Core Couchbase services
LinkedIn runs a mix of Couchbase Community and Enterprise Editions over our infrastructure. The deployments of Couchbase range from 3 nodes per cluster up to 72 in our largest cluster. Currently, we deploy this as a standard RPM, but in the future, we’ll move towards coupling Couchbase deployments with our in-house deployment system LID.
Salt + range
As detailed further in this post, LinkedIn installs and manages Couchbase clusters using an array of SaltStack tooling. We utilize range as a cluster configuration store to assist with installation and monitoring of the cluster. This data is also used in our fleet management system, Macy’s (see below).
Li-couchbase-client wraps the open source Java couchbase-client with our own modifications.
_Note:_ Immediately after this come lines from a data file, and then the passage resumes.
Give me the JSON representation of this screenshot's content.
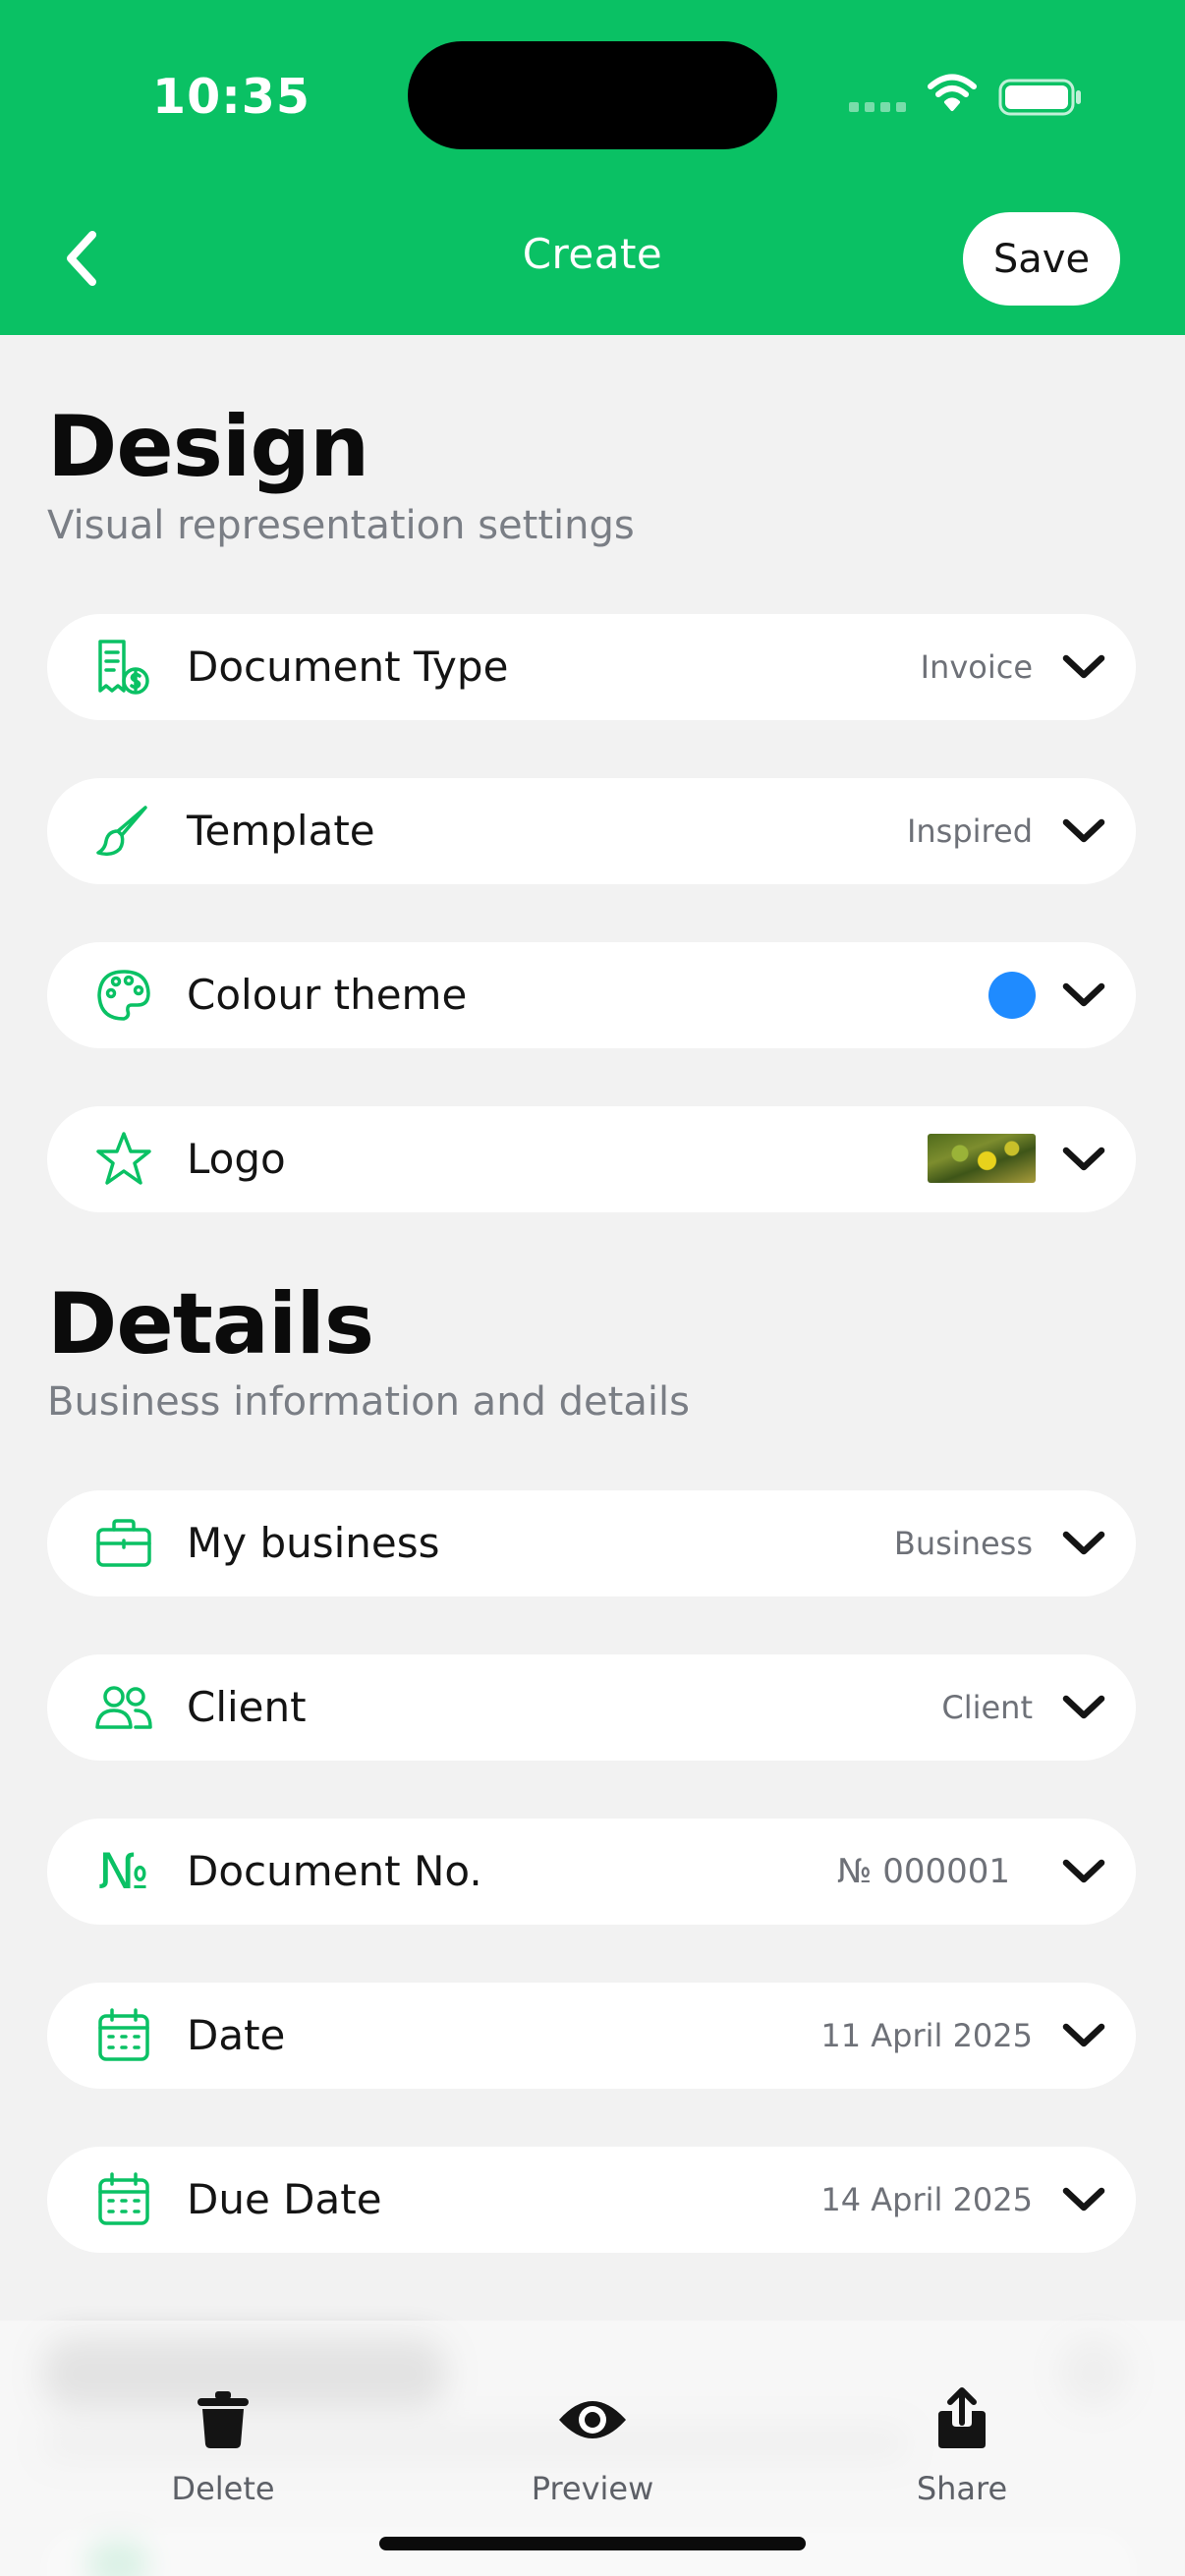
{
  "status_bar": {
    "time": "10:35"
  },
  "header": {
    "title": "Create",
    "save_label": "Save",
    "background_color": "#0ac164"
  },
  "design": {
    "title": "Design",
    "subtitle": "Visual representation settings",
    "rows": [
      {
        "icon": "receipt-dollar-icon",
        "label": "Document Type",
        "value": "Invoice"
      },
      {
        "icon": "paintbrush-icon",
        "label": "Template",
        "value": "Inspired"
      },
      {
        "icon": "palette-icon",
        "label": "Colour theme",
        "value_color": "#1f8bff"
      },
      {
        "icon": "star-icon",
        "label": "Logo",
        "value_image": "logo-thumbnail"
      }
    ]
  },
  "details": {
    "title": "Details",
    "subtitle": "Business information and details",
    "rows": [
      {
        "icon": "briefcase-icon",
        "label": "My business",
        "value": "Business"
      },
      {
        "icon": "users-icon",
        "label": "Client",
        "value": "Client"
      },
      {
        "icon": "numero-icon",
        "icon_glyph": "№",
        "label": "Document No.",
        "value": "№ 000001"
      },
      {
        "icon": "calendar-icon",
        "label": "Date",
        "value": "11 April 2025"
      },
      {
        "icon": "calendar-icon",
        "label": "Due Date",
        "value": "14 April 2025"
      }
    ]
  },
  "tabbar": {
    "items": [
      {
        "icon": "trash-icon",
        "label": "Delete"
      },
      {
        "icon": "eye-icon",
        "label": "Preview"
      },
      {
        "icon": "share-icon",
        "label": "Share"
      }
    ]
  },
  "colors": {
    "accent_green": "#0ac164",
    "theme_dot": "#1f8bff",
    "background": "#f2f2f2"
  }
}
In our version, we’ve added the ability to monitor the client statistics and capture metrics like Queries Per Second (QPS), latency, and errors, which allows us to have great insight into the use and performance of Couchbase.
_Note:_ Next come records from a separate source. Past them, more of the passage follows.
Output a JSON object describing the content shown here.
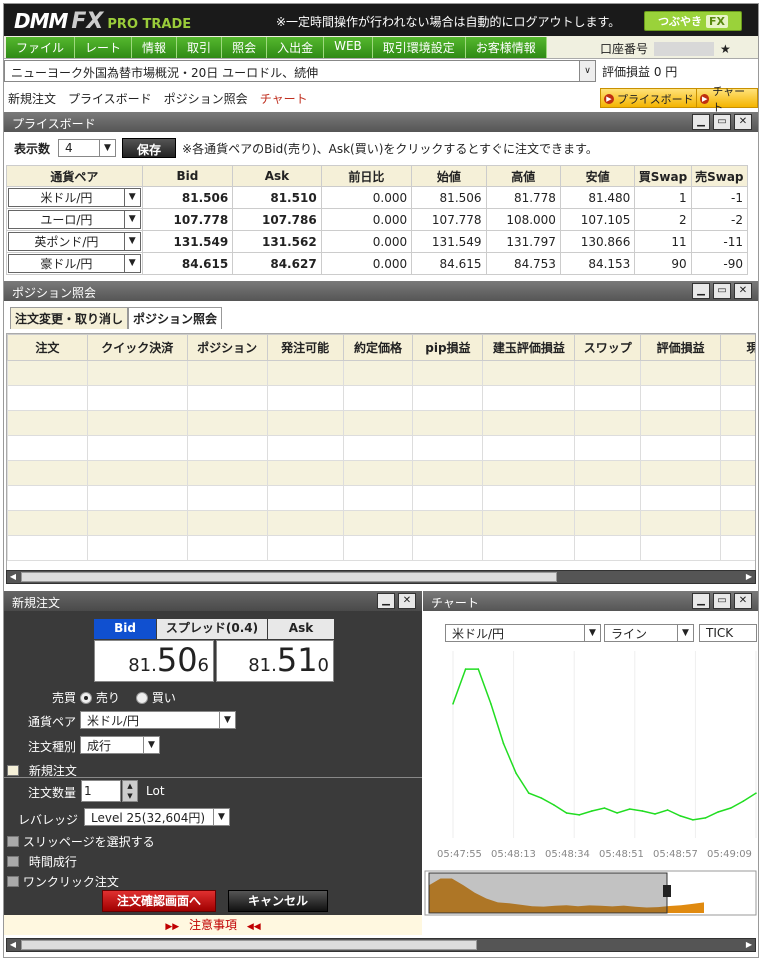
{
  "header": {
    "logo_dmm": "DMM",
    "logo_fx": "FX",
    "logo_pro": "PRO TRADE",
    "notice": "※一定時間操作が行われない場合は自動的にログアウトします。",
    "tweet_label": "つぶやき",
    "tweet_fx": "FX"
  },
  "menu": [
    "ファイル",
    "レート",
    "情報",
    "取引",
    "照会",
    "入出金",
    "WEB",
    "取引環境設定",
    "お客様情報"
  ],
  "account": {
    "label": "口座番号",
    "star": "★"
  },
  "news": {
    "headline": "ニューヨーク外国為替市場概況・20日 ユーロドル、続伸",
    "pnl_label": "評価損益",
    "pnl_value": "0 円"
  },
  "nav": {
    "items": [
      "新規注文",
      "プライスボード",
      "ポジション照会",
      "チャート"
    ],
    "active": "チャート",
    "quick1": "プライスボード",
    "quick2": "チャート"
  },
  "priceboard": {
    "title": "プライスボード",
    "display_count_label": "表示数",
    "display_count": "4",
    "save_label": "保存",
    "hint": "※各通貨ペアのBid(売り)、Ask(買い)をクリックするとすぐに注文できます。",
    "columns": [
      "通貨ペア",
      "Bid",
      "Ask",
      "前日比",
      "始値",
      "高値",
      "安値",
      "買Swap",
      "売Swap"
    ],
    "rows": [
      [
        "米ドル/円",
        "81.506",
        "81.510",
        "0.000",
        "81.506",
        "81.778",
        "81.480",
        "1",
        "-1"
      ],
      [
        "ユーロ/円",
        "107.778",
        "107.786",
        "0.000",
        "107.778",
        "108.000",
        "107.105",
        "2",
        "-2"
      ],
      [
        "英ポンド/円",
        "131.549",
        "131.562",
        "0.000",
        "131.549",
        "131.797",
        "130.866",
        "11",
        "-11"
      ],
      [
        "豪ドル/円",
        "84.615",
        "84.627",
        "0.000",
        "84.615",
        "84.753",
        "84.153",
        "90",
        "-90"
      ]
    ]
  },
  "positions": {
    "title": "ポジション照会",
    "tabs": [
      "注文変更・取り消し",
      "ポジション照会"
    ],
    "columns": [
      "注文",
      "クイック決済",
      "ポジション",
      "発注可能",
      "約定価格",
      "pip損益",
      "建玉評価損益",
      "スワップ",
      "評価損益",
      "現在"
    ]
  },
  "order": {
    "title": "新規注文",
    "bid_label": "Bid",
    "spread_label": "スプレッド(0.4)",
    "ask_label": "Ask",
    "bid_small": "81.",
    "bid_big": "50",
    "bid_tail": "6",
    "ask_small": "81.",
    "ask_big": "51",
    "ask_tail": "0",
    "side_label": "売買",
    "sell_label": "売り",
    "buy_label": "買い",
    "pair_label": "通貨ペア",
    "pair_value": "米ドル/円",
    "type_label": "注文種別",
    "type_value": "成行",
    "section_label": "新規注文",
    "qty_label": "注文数量",
    "qty_value": "1",
    "qty_unit": "Lot",
    "lev_label": "レバレッジ",
    "lev_value": "Level 25(32,604円)",
    "slip_label": "スリッページを選択する",
    "time_label": "時間成行",
    "oneclick_label": "ワンクリック注文",
    "confirm_label": "注文確認画面へ",
    "cancel_label": "キャンセル",
    "caution": "注意事項"
  },
  "chart": {
    "title": "チャート",
    "pair": "米ドル/円",
    "style": "ライン",
    "interval": "TICK",
    "line_color": "#22dd22",
    "mini_color": "#e08a10"
  },
  "chart_data": {
    "type": "line",
    "x": [
      "05:47:55",
      "05:48:13",
      "05:48:34",
      "05:48:51",
      "05:48:57",
      "05:49:09"
    ],
    "series": [
      {
        "values": [
          81.51,
          81.545,
          81.545,
          81.51,
          81.47,
          81.44,
          81.42,
          81.415,
          81.408,
          81.4,
          81.398,
          81.402,
          81.405,
          81.4,
          81.404,
          81.402,
          81.399,
          81.403,
          81.397,
          81.393,
          81.395,
          81.401,
          81.405,
          81.412,
          81.42
        ]
      }
    ]
  }
}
At LinkedIn, a number of our infrastructure tools are written in Python and use Couchbase as a backend. Currently, we use the open source Python couchbase-client. In the future, we plan to write our own wrapper library that will allow us to include the emission of metrics and the automatic discovery of Couchbase servers. This will help improve the operability of Couchbase for Python users at LinkedIn.
While installing Couchbase on servers, we also install a daemon called “amf-cbstats.” Active Monitoring Framework (AMF) is a framework at LinkedIn to send metrics to our monitoring system from applications. Amf-cbstats polls the standard performance metrics from a Couchbase server every minute and sends them to our metrics collection system. We also have a second daemon, “amf-couchbase-aux,” that collects metrics about backup we perform on certain clusters. You can see more about Couchbase monitoring from my Couchbase Connect 2016 presentation.
After collecting all of these metrics, we need to visualize and set alerts against them. At LinkedIn, we use our in-house metrics visualization system, inGraphs, to display this data. After installing a Couchbase cluster, engineers use an internal utility called “couchbase-dashboard-generator” to generate a set of dashboards and alerts for the cluster. The dashboards include a set of important graphs we consider key to monitoring the health of the cluster, as well as all the other statistics we collect. We automatically include alerts with these dashboards and they are tunable via manipulating the range data mentioned earlier.